Delaware Superior Court Judge Eric Davis was presiding over a hearing in Wilmington ahead of the scheduled April 17 start of the high-profile defamation trial. Both sides are seeking to convince Davis that he should rule in their favor without the need for the case to go to trial.
Dominion sued Fox Corp and Fox News in 2021, accusing them of ruining its reputation by airing false claims by Republican former President Donald Trump and his lawyers that the Denver-based company’s voting machines were used to rig the outcome of the election against him and in favor of Democrat Joe Biden.
It is one of the most closely watched defamation cases involving a major U.S. media organization in years, pitting the influential cable news network that features conservative commentators against a voting-technology company that claims Fox’s coverage destroyed its business.
If the judge finds Fox liable for defamation at this stage of the litigation, the trial would concern only how much it must pay Dominion in damages.
Fox has argued in court papers that coverage of election-rigging claims by Trump and his lawyers was inherently newsworthy and protected by the U.S. Constitution’s First Amendment guarantee of freedom of the press.
Both sides are seeking summary judgment – asking the judge to decide the case in their favor before it goes to a jury trial.
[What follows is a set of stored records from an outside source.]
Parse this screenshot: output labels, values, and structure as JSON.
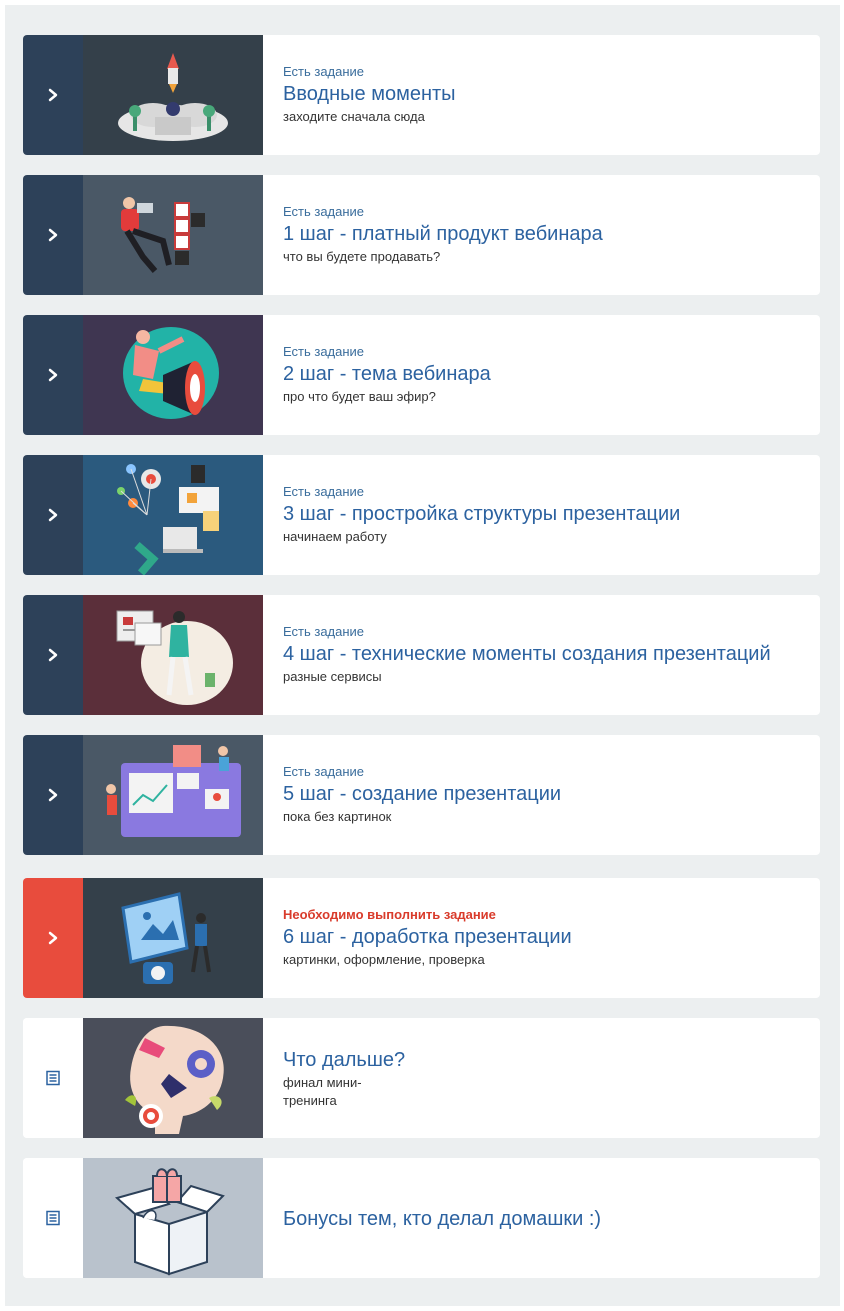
{
  "lessons": [
    {
      "status": "Есть задание",
      "title": "Вводные моменты",
      "subtitle": "заходите сначала сюда",
      "state": "locked-task"
    },
    {
      "status": "Есть задание",
      "title": "1 шаг - платный продукт вебинара",
      "subtitle": "что вы будете продавать?",
      "state": "locked-task"
    },
    {
      "status": "Есть задание",
      "title": "2 шаг - тема вебинара",
      "subtitle": "про что будет ваш эфир?",
      "state": "locked-task"
    },
    {
      "status": "Есть задание",
      "title": "3 шаг - простройка структуры презентации",
      "subtitle": "начинаем работу",
      "state": "locked-task"
    },
    {
      "status": "Есть задание",
      "title": "4 шаг - технические моменты создания презентаций",
      "subtitle": "разные сервисы",
      "state": "locked-task"
    },
    {
      "status": "Есть задание",
      "title": "5 шаг - создание презентации",
      "subtitle": "пока без картинок",
      "state": "locked-task"
    },
    {
      "status": "Необходимо выполнить задание",
      "title": "6 шаг - доработка презентации",
      "subtitle": "картинки, оформление, проверка",
      "state": "required-task"
    },
    {
      "title": "Что дальше?",
      "subtitle": "финал мини-тренинга",
      "state": "lesson"
    },
    {
      "title": "Бонусы тем, кто делал домашки :)",
      "state": "lesson"
    }
  ],
  "colors": {
    "panel_bg": "#eceff0",
    "side_dark": "#2d4159",
    "side_red": "#e84c3d",
    "title_blue": "#2c62a0",
    "status_blue": "#3a6d9c",
    "status_red": "#d93b2b"
  },
  "icons": {
    "task": "chevron-right-icon",
    "lesson": "list-document-icon"
  }
}
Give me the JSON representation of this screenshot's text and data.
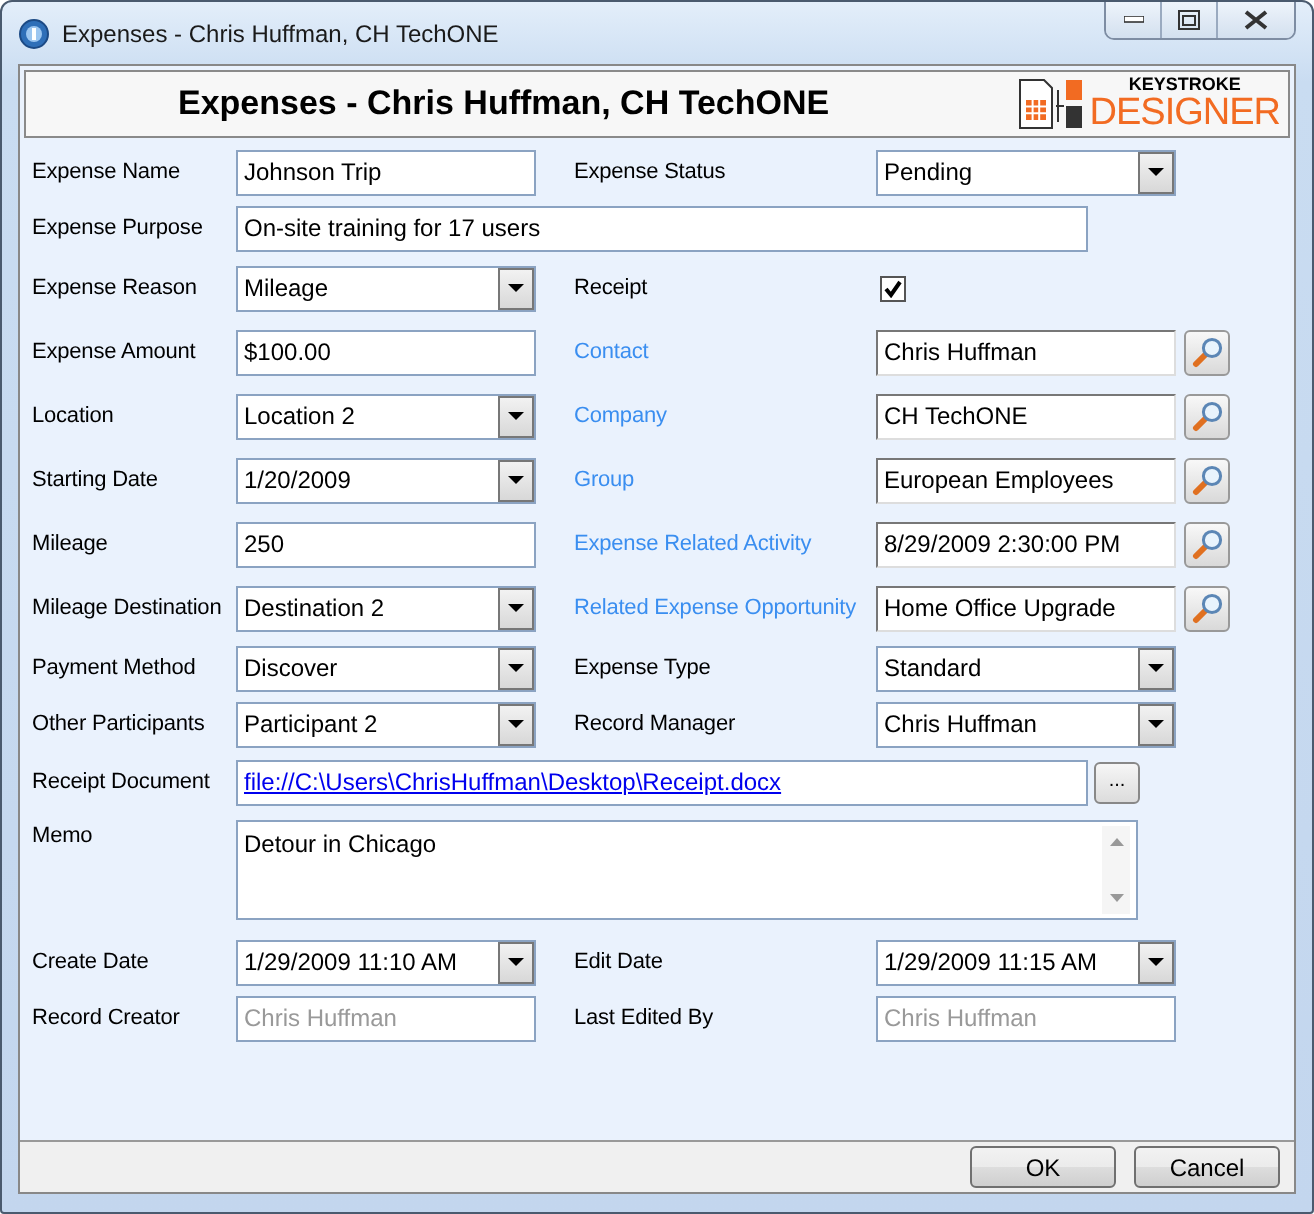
{
  "window": {
    "title": "Expenses - Chris Huffman, CH TechONE"
  },
  "header": {
    "title": "Expenses - Chris Huffman, CH TechONE",
    "logo": {
      "line_1": "KEYSTROKE",
      "line_2": "DESIGNER"
    }
  },
  "rows": [
    {
      "left": {
        "label": "Expense Name",
        "link": false,
        "kind": "text",
        "value": "Johnson Trip"
      },
      "right": {
        "label": "Expense Status",
        "link": false,
        "kind": "dropdown",
        "value": "Pending"
      }
    },
    {
      "left": {
        "label": "Expense Purpose",
        "link": false,
        "kind": "wide_text",
        "value": "On-site training for 17 users"
      }
    },
    {
      "left": {
        "label": "Expense Reason",
        "link": false,
        "kind": "dropdown",
        "value": "Mileage"
      },
      "right": {
        "label": "Receipt",
        "link": false,
        "kind": "checkbox",
        "checked": true
      }
    },
    {
      "left": {
        "label": "Expense Amount",
        "link": false,
        "kind": "text",
        "value": "$100.00"
      },
      "right": {
        "label": "Contact",
        "link": true,
        "kind": "lookup",
        "value": "Chris Huffman"
      }
    },
    {
      "left": {
        "label": "Location",
        "link": false,
        "kind": "dropdown",
        "value": "Location 2"
      },
      "right": {
        "label": "Company",
        "link": true,
        "kind": "lookup",
        "value": "CH TechONE"
      }
    },
    {
      "left": {
        "label": "Starting Date",
        "link": false,
        "kind": "dropdown",
        "value": "1/20/2009"
      },
      "right": {
        "label": "Group",
        "link": true,
        "kind": "lookup",
        "value": "European Employees"
      }
    },
    {
      "left": {
        "label": "Mileage",
        "link": false,
        "kind": "text",
        "value": "250"
      },
      "right": {
        "label": "Expense Related Activity",
        "link": true,
        "kind": "lookup",
        "value": "8/29/2009 2:30:00 PM"
      }
    },
    {
      "left": {
        "label": "Mileage Destination",
        "link": false,
        "kind": "dropdown",
        "value": "Destination 2"
      },
      "right": {
        "label": "Related Expense Opportunity",
        "link": true,
        "kind": "lookup",
        "value": "Home Office Upgrade"
      }
    },
    {
      "left": {
        "label": "Payment Method",
        "link": false,
        "kind": "dropdown",
        "value": "Discover"
      },
      "right": {
        "label": "Expense Type",
        "link": false,
        "kind": "dropdown",
        "value": "Standard"
      }
    },
    {
      "left": {
        "label": "Other Participants",
        "link": false,
        "kind": "dropdown",
        "value": "Participant 2"
      },
      "right": {
        "label": "Record Manager",
        "link": false,
        "kind": "dropdown",
        "value": "Chris Huffman"
      }
    },
    {
      "left": {
        "label": "Receipt Document",
        "link": false,
        "kind": "file",
        "value": "file://C:\\Users\\ChrisHuffman\\Desktop\\Receipt.docx",
        "button": "..."
      }
    },
    {
      "left": {
        "label": "Memo",
        "link": false,
        "kind": "memo",
        "value": "Detour in Chicago"
      }
    },
    {
      "left": {
        "label": "Create Date",
        "link": false,
        "kind": "dropdown",
        "value": "1/29/2009 11:10 AM"
      },
      "right": {
        "label": "Edit Date",
        "link": false,
        "kind": "dropdown",
        "value": "1/29/2009 11:15 AM"
      }
    },
    {
      "left": {
        "label": "Record Creator",
        "link": false,
        "kind": "readonly",
        "value": "Chris Huffman"
      },
      "right": {
        "label": "Last Edited By",
        "link": false,
        "kind": "readonly",
        "value": "Chris Huffman"
      }
    }
  ],
  "buttons": [
    {
      "label": "OK"
    },
    {
      "label": "Cancel"
    }
  ]
}
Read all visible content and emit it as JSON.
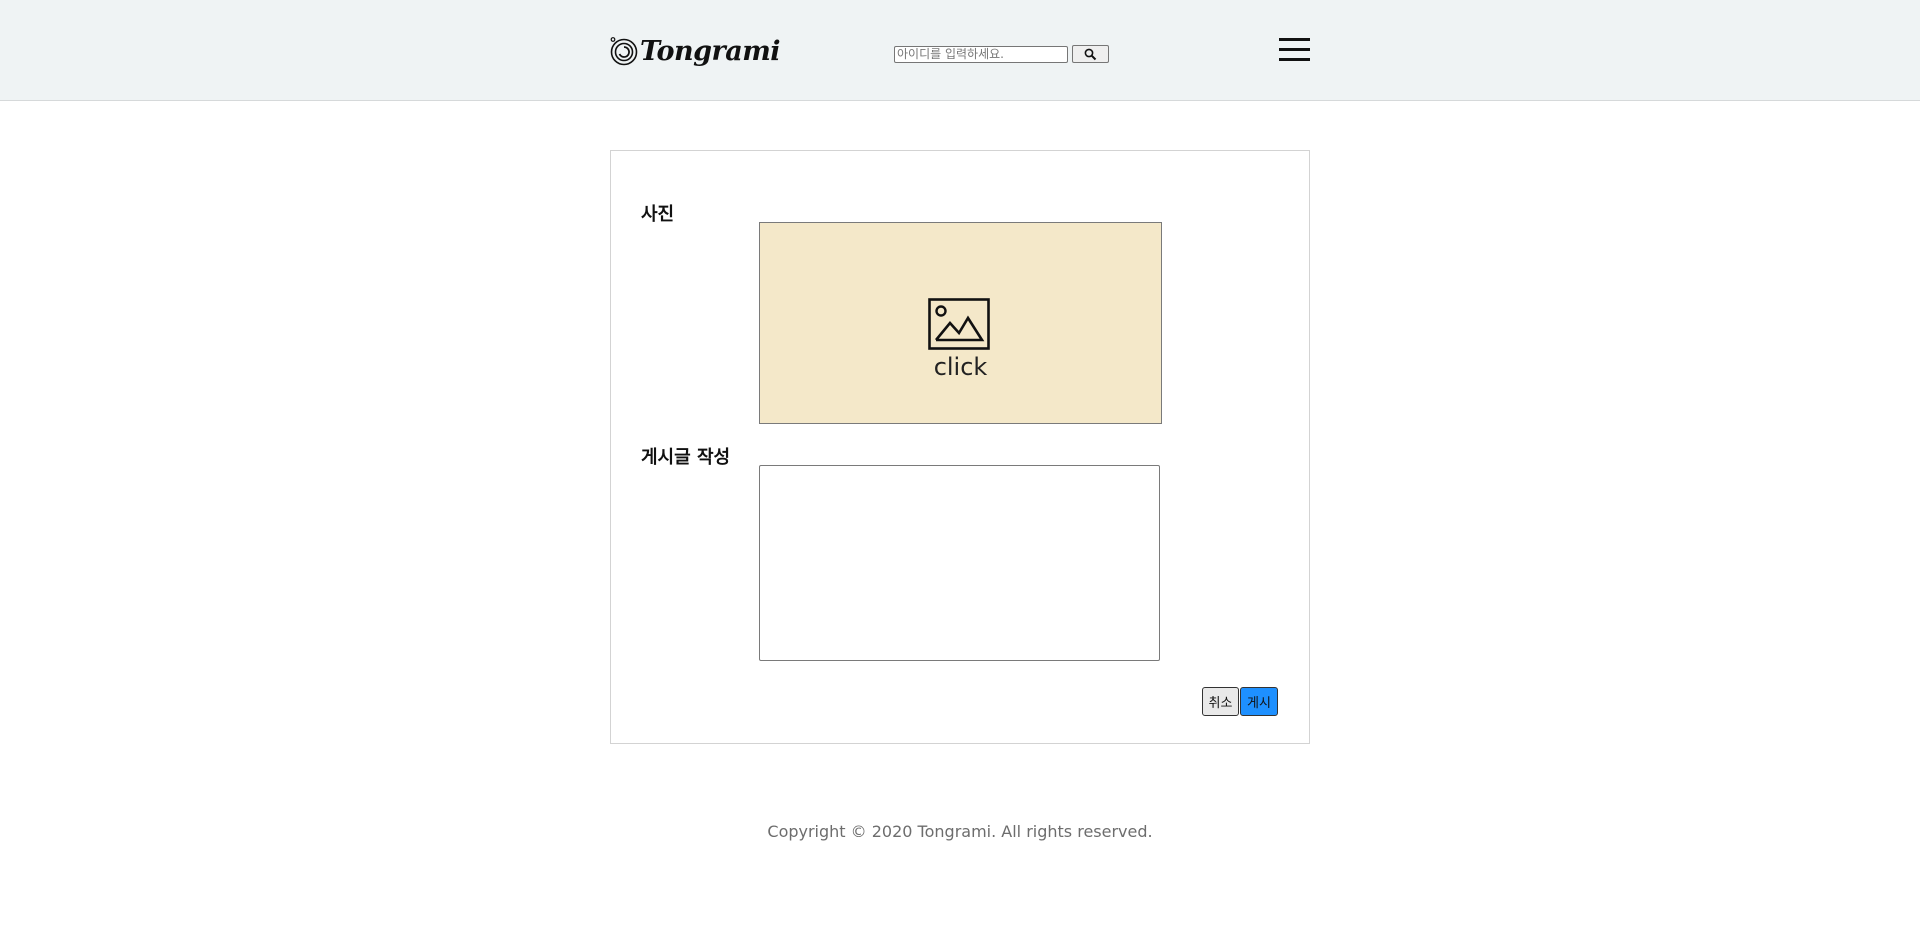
{
  "header": {
    "logo_text": "Tongrami",
    "search": {
      "placeholder": "아이디를 입력하세요.",
      "value": "",
      "button_icon": "search-icon"
    },
    "menu_icon": "hamburger-menu-icon"
  },
  "form": {
    "photo_label": "사진",
    "photo_upload": {
      "icon": "image-icon",
      "text": "click"
    },
    "post_label": "게시글 작성",
    "post_textarea": {
      "value": ""
    },
    "cancel_label": "취소",
    "submit_label": "게시"
  },
  "footer": {
    "copyright": "Copyright © 2020 Tongrami. All rights reserved."
  },
  "colors": {
    "header_bg": "#eff3f4",
    "photo_box_bg": "#f4e8c9",
    "submit_button_bg": "#1e90ff",
    "cancel_button_bg": "#e9e9e9"
  }
}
Davis is expected to hear arguments on several issues including whether the claims that Fox News aired were defamatory, protected as newsworthy reporting and commentary and whether Fox is responsible for Dominion’s claimed damages.
Dominion has said in court filings that a trove of documents unearthed in the case’s discovery process prove Fox executives and news staff knew the election-rigging claims were false but aired them anyway in pursuit of ratings. Dominion argues this meets the “actual malice” standard to win a defamation case under which plaintiffs must prove a defendant knowingly spread false information or acted with reckless disregard for the truth.
A filing by Dominion in the case last month was replete with references to emails and statements in which Fox Corp Chairman Rupert Murdoch and other top Fox executives say the claims made about Dominion on-air were false.
Fox has accused Dominion of cherry-picking from internal communications and deposition testimony to paint a misleading picture. Fox also has said Dominion’s $1.6 billion damages claim is disproportionate to the company’s actual value.